Auch die Aufnahmen, die aus Hartogs späterer Zeit in der Sanitäts-Kompagnie 66 stammen, spiegeln die Realität des Krieges: eine Fotografie mit der Unterschrift „Meine Wohnung“ zeigt eine Waldbaracke und nicht mehr, wie in Douai, ein herrschaftliches Haus; der touristische Blick ist der Dokumentation von Kriegszerstörungen gewichen. Fotos von Gasmasken zeugen vom Einsatz neuer chemischer Waffen und auch der Tod ist in Ansichten von Soldatenfriedhöfen oder toten Soldaten in Schützengräben klar ins Bild gerückt.

Schwarz-weiß Fotografie mit mehreren uniformierten Soldaten zum Teil sitzend und stehend vor einer Hütte im Wald.

Gruppenbild von Carl Hartog (1.v.r.) mit seinen Kameraden vor seiner Behausung, Frankreich 1916-1918; Jüdisches Museum Berlin, Inv.-Nr. 2001/212/93/052, Schenkung von Virginia Van Leer Dittrich

Für viele jüdische Soldaten war die Teilnahme am Ersten Weltkrieg Ausdruck ihres Patriotismus. Viele von ihnen mussten miterleben, dass dieser sie Jahre später nicht vor Diskriminierung und Verfolgung durch die Nationalsozialisten schützte. Carl Hartog blieb diese Erfahrung erspart. Er starb im November 1931. Seiner Frau und seinen beiden Töchtern gelang die Emigration in die USA.

Theresia Ziehe, Kuratorin für Fotografie

Schwarz-weiß Fotografie von einem Schützengraben mit einem totem Soldaten.

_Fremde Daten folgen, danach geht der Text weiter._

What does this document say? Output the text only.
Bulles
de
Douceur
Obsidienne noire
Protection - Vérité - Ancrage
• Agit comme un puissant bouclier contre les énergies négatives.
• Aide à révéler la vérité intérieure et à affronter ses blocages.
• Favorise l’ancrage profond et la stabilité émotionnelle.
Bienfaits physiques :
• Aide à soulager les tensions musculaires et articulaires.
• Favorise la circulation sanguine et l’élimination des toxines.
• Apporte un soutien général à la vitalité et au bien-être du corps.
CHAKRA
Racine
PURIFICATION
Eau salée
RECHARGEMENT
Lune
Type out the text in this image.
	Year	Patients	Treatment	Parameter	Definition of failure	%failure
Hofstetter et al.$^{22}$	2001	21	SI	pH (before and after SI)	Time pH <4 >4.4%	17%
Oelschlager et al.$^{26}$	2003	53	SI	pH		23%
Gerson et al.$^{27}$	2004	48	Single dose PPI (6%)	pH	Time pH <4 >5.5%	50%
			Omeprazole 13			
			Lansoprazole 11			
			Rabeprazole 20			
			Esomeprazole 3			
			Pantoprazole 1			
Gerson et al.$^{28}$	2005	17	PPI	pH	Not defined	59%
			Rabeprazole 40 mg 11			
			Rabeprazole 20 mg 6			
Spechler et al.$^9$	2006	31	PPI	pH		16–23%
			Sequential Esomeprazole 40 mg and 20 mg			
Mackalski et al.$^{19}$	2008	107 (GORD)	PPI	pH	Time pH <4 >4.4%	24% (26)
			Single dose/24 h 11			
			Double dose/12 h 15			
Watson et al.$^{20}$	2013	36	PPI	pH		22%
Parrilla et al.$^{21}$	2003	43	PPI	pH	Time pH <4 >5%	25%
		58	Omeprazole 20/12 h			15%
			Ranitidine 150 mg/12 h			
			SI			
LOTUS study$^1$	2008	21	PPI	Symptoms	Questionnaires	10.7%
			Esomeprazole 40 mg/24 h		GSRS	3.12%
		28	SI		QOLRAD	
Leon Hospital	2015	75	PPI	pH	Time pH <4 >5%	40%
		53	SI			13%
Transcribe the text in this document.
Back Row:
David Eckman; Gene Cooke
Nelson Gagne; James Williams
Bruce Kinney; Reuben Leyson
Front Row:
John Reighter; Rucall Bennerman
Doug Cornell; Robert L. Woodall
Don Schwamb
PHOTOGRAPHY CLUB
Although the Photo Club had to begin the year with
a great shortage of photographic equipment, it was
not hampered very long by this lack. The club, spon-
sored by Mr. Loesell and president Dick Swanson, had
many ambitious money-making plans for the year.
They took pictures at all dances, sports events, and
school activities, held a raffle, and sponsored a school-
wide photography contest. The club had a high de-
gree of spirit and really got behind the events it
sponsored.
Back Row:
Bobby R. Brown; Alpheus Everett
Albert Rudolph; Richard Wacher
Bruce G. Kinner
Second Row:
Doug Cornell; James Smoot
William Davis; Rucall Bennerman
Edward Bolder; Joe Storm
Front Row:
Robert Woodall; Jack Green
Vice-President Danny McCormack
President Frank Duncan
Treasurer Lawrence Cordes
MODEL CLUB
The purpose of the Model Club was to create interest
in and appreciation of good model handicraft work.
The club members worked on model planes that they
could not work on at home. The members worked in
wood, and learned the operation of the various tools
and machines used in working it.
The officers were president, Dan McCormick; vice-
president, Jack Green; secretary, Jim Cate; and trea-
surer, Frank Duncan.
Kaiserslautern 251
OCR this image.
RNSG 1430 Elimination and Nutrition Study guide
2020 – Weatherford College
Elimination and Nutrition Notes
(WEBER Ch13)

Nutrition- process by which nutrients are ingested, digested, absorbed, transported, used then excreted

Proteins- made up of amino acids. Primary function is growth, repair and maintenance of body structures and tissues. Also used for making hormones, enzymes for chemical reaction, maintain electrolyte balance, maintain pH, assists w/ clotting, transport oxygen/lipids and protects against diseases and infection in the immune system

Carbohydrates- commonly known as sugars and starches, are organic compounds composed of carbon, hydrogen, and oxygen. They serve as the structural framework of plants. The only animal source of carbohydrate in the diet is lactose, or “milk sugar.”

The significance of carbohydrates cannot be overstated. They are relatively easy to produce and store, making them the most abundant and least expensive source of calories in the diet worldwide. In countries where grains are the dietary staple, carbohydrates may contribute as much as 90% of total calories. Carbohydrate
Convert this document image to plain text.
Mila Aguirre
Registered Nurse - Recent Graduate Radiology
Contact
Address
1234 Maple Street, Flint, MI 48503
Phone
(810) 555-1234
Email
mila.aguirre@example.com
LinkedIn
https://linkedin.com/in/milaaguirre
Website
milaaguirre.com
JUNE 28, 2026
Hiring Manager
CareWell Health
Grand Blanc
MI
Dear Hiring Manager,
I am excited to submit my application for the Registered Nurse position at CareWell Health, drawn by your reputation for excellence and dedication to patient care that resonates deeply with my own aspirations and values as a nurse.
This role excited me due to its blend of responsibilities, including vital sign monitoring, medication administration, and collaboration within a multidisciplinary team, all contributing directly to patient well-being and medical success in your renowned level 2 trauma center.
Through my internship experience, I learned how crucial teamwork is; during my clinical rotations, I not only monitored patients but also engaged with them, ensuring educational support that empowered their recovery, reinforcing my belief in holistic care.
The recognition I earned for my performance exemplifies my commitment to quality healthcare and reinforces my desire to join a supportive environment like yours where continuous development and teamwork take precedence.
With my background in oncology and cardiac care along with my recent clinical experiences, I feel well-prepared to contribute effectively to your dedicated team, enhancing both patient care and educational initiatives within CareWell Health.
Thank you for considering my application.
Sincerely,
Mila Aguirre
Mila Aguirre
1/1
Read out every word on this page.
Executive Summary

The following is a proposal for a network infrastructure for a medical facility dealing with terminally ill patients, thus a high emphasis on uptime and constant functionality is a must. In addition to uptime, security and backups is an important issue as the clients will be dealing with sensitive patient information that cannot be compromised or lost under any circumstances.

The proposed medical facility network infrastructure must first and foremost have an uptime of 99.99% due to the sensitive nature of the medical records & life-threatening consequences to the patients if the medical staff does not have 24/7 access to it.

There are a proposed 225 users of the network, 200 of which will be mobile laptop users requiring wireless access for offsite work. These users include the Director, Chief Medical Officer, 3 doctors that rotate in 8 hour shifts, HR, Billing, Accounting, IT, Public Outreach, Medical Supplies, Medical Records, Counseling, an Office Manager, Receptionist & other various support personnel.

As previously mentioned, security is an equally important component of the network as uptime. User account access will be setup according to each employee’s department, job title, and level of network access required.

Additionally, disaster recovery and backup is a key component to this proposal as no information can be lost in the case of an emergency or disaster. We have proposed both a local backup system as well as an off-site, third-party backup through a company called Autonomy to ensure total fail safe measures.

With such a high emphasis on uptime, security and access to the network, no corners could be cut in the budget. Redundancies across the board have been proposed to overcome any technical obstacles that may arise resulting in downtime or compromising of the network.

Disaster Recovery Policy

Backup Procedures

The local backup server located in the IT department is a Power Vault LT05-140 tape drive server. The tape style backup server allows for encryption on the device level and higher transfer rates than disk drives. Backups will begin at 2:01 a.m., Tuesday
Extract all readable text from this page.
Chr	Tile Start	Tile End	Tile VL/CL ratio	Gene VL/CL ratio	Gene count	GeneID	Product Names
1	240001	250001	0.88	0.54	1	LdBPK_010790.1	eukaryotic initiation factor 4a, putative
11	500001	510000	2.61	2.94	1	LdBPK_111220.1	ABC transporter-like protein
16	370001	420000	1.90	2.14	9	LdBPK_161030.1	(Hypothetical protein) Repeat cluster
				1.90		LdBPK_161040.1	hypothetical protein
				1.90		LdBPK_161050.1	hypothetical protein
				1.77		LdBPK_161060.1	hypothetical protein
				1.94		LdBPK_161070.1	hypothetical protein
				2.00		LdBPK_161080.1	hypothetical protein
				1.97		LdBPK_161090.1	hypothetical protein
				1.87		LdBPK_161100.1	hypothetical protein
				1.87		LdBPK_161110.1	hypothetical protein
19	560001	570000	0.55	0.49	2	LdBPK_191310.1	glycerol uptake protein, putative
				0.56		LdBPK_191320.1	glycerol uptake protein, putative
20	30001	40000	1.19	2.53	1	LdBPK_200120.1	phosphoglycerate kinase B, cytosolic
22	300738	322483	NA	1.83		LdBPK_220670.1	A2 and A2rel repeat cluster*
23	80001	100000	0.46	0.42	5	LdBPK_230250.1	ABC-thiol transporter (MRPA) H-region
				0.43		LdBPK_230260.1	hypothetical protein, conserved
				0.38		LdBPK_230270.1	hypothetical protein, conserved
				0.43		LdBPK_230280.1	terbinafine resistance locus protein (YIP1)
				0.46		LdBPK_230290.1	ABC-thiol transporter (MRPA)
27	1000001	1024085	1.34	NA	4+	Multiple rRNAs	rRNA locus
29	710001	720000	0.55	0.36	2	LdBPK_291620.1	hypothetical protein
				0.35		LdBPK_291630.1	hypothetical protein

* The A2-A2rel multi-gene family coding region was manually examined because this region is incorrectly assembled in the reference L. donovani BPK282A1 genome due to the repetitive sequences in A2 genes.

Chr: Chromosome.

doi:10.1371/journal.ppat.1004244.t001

Schützengraben mit militärischer Ausrüstung und einem toten Soldaten, Frankreich ca. 1918; Jüdisches Museum Berlin, Inv.-Nr. 2001/212/93/083, Schenkung von Virginia Van Leer Dittrich

Zitierempfehlung:

Theresia Ziehe (2014), Von idyllischen Landschaftsaufnahmen zu Bildern vom Schützengraben. Der Erste Weltkrieg in den Fotografien eines Militärarztes.